Epigenome-Wide Association Study Reveals Methylation Loci Associated With Offspring Gestational Diabetes Mellitus Exposure and Maternal Methylome

Abstract

Objective: Gestational diabetes mellitus (GDM) is associated with an increased risk of obesity and insulin resistance in offspring later in life, which might be explained by epigenetic changes in response to maternal hyperglycemic exposure.

Research design and methods: We explored the association between GDM exposure and maternal blood and newborn cord blood methylation in 536 mother-offspring pairs from the prospective FinnGeDi cohort using Illumina MethylationEPIC 850K BeadChip arrays. We assessed two hypotheses. First, we tested for shared maternal and offspring epigenetic effects resulting from GDM exposure. Second, we tested whether GDM exposure and maternal methylation had an epigenetic effect on the offspring.

Results: We did not find any epigenetic marks (differentially methylated CpG probes) with shared and consistent effects between mothers and offspring.
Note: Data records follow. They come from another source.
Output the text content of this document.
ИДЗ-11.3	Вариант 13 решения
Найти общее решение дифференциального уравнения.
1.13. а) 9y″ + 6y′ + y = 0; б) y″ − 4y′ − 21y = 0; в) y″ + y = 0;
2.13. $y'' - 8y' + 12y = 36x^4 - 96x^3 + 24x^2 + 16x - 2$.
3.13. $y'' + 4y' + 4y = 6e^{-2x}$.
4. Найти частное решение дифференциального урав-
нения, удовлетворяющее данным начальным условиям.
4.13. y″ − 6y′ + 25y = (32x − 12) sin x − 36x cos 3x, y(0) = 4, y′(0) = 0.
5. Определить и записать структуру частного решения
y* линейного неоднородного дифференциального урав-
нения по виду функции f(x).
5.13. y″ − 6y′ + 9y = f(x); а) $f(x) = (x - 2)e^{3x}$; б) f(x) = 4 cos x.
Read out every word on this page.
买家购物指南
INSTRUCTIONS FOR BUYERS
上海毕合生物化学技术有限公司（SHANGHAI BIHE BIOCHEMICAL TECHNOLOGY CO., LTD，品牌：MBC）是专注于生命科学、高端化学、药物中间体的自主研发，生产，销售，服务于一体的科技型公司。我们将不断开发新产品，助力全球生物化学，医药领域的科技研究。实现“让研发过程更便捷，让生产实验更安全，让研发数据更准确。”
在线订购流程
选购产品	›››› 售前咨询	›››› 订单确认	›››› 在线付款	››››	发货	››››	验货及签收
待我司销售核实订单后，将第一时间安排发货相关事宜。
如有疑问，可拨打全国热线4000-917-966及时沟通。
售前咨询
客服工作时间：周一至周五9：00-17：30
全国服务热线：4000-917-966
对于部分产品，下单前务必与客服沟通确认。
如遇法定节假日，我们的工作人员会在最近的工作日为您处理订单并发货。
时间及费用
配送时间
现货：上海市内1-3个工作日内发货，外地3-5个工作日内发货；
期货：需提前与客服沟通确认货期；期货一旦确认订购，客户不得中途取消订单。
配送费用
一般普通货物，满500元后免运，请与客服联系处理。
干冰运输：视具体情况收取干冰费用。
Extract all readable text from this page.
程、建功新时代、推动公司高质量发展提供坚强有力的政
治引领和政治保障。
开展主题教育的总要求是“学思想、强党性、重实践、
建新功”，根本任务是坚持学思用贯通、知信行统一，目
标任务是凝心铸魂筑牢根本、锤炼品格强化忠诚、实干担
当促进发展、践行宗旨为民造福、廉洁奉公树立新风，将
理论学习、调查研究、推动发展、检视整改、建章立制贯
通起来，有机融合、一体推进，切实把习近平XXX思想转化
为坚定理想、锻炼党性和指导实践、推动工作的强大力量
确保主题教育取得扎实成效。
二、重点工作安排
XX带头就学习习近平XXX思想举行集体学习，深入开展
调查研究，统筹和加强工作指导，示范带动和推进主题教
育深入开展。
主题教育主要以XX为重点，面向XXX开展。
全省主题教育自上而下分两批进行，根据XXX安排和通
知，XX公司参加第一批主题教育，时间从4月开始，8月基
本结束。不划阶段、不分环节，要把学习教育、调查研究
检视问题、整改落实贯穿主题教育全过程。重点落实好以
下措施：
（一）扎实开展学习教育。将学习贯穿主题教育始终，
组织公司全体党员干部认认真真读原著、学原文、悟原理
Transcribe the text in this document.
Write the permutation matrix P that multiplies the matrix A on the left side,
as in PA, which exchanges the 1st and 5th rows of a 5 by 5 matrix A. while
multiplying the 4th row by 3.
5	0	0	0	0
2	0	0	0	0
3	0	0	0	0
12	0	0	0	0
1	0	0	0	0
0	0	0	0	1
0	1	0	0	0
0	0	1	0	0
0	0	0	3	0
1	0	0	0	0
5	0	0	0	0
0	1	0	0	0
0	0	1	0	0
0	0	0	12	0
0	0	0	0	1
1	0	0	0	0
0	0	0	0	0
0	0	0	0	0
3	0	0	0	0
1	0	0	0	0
After including maternal methylation in the model, we identified a single significant (false discovery rate 1.38 × 10^-2) CpG at the cg22790973 probe (TFCP2) associated with GDM. We identified seven additional FDR-significant interactions of maternal methylation and GDM status, with the strongest association at the same cg22790973 probe (TFCP2), as well as cg03456133, cg24440941 (H3C6), cg20002843 (LOC127841), cg19107264, and cg11493553 located within the UBE3C gene and cg17065901 in FAM13A, both susceptibility genes for type 2 diabetes and BMI, and cg23355087 within the DLGAP2 gene, known to be involved in insulin resistance during pregnancy.

Conclusions: Our study reveals the potential complexity of the epigenetic transmission between mothers with GDM and their offspring, likely determined by not only GDM exposure but also other factors indicated by maternal epigenetic status, such as maternal metabolic history.

Figure 1

The investigated study hypotheses. A: Hypothesis 1: assess whether there are epigenetic effects that are shared by both offspring and their mothers as a result of shared exposure to GDM (offspring and maternal methylation regressed upon GDM status; see Research Design and Methods). B: Hypothesis 2: test if there are epigenetic effects as a result of exposure to GDM that are specific to the offspring (offspring DNA methylation regressed upon GDM status, maternal methylation for the same probe, and interaction between GDM and maternal methylation status; see Research Design and Methods).

Figure 2

Summary results for offspring EWAS associations. Linear model between offspring methylation and exposure to maternal GDM, including the methylation of mothers in the model, and interaction between GDM exposure and maternal methylation, adjusted for offspring sex, gestational week, birth weight, and cell composition. A: Volcano plot for offspring probe differential methylation by GDM exposure; cg22790973 has an estimate of −1.56 (FDR 1.38 × 10⁻²), equivalent to a β-value of 1.03%. B: Manhattan plot for the GDM exposure main effect, showing the genome-wide results for all the CpGs. C: Volcano plot of the GDM exposure interaction effect. D: Manhattan plot of the GDM exposure interaction effect, showing the genome-wide results for all the CpGs. E: Probability-probability plot of the GDM exposure main effect (green) and interaction term (red) on methylation of offspring, with the black line indicating the expected distribution.

Figure 3

Differential methylation observed for offspring at probe cg22790973 (TFCP2). A: Box plot showing the methylation differences between offspring exposed to maternal GDM compared with nonexposed controls. B: Scatterplot showing increased methylation at this probe for offspring exposed to maternal GDM along with increased maternal methylation at the same probe. For nonexposed offspring, methylation decreased with increased maternal methylation at this probe.